Honolulu rail was intended to relieve gridlocked traffic but fell apart when it became more about building houses on West Oahu farmlands and ritzy high-rises in town as lawmakers were seduced by the prospect of more tax revenues to spend, bountiful campaign donations and happy construction unions.

The decades-long Kakaako redevelopment was supposed to yield sorely needed workforce housing but produced mostly luxury condos for wealthy offshore speculators as officials catered to developers’ wishes instead of public needs.

Former Mayor Kirk Caldwell’s grandiose plan to redevelop Blaisdell Center lost public support when it became clear the new arena would be dwarfed by associated skyscrapers.

Attempts to relocate the Oahu Community Correctional Center have been more about freeing up the current Kalihi site for development than aligning our prison capacity to changing needs.

Now we have a good reason to worry the proposed new $350 million Aloha Stadium is beset by the same skewed mindset.

We’ve known for years we needed to fix or replace the aging stadium, but it didn’t gain traction until the federal government agreed to allow commercial development of the 98-acre Halawa site.

Now we have the New Aloha Stadium Entertainment District, in which a private partner would build a downsized stadium to obtain development rights on the remaining 80-plus acres for other entertain­ment venues, housing, hotels and retail.

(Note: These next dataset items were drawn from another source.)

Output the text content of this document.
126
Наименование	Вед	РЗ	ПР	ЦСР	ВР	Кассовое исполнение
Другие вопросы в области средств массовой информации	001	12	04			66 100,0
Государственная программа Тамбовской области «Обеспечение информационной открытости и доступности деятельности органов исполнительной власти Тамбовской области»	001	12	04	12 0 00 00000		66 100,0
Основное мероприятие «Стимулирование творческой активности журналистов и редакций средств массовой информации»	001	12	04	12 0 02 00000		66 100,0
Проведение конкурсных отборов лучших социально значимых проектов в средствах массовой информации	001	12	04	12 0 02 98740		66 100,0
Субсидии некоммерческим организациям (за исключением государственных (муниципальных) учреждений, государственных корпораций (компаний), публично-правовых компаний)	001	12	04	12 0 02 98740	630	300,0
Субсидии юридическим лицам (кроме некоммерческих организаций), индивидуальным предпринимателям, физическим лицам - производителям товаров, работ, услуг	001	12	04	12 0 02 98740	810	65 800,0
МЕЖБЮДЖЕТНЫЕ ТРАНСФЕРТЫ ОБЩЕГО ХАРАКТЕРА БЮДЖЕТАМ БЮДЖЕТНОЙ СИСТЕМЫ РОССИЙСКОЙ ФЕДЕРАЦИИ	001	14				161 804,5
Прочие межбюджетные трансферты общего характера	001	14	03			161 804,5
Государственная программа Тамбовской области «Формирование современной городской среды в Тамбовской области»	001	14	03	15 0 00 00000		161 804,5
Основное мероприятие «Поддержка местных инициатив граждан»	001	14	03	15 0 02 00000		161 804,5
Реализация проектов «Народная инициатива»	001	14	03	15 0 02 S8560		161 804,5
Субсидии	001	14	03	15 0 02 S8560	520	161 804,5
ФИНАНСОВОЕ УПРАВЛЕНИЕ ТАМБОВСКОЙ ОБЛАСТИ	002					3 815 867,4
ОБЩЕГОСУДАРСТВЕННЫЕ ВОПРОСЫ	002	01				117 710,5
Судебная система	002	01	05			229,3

Lawmakers promised it would avoid rail’s mistakes, but missteps in deciding which agency will run the project and a “monumental error” in enabling legislation have already raised doubts the project can meet its budget or projected completion for the University of Hawaii’s 2023 football opener.

Now the Stadium Authority says it’s shutting the existing stadium immediately because of disrepair, leaving UH football nowhere to play for three years or more.

UH President David Lassner complained UH has had little say in planning a stadium in which it’ll be the anchor tenant.

He renewed old concerns about excessive rental fees charged to UH football and state unwillingness to give UH a fair share of parking, concession, merchandise and advertising revenues it generates, contributing to the athletic department’s growing budget deficit.

UH is now looking at expanding Cooke Field, its on-campus practice facility, for home football games.

State response to concerns by UH and others resembles the city’s old dodge on rail, when critics were told at first it was too early to offer alternatives, then told when they tried again later that decisions were made and it was too late.

Despite assurances about stadium transparency, like rail’s failed public-private partnership it seems to boil down to secret negotiations with “preferred partners.”

It’s reasonable to fear this path will lead to a stadium that’s lost in surrounding development, over budget, behind schedule, doesn’t meet the primary tenant’s needs and is otherwise underused.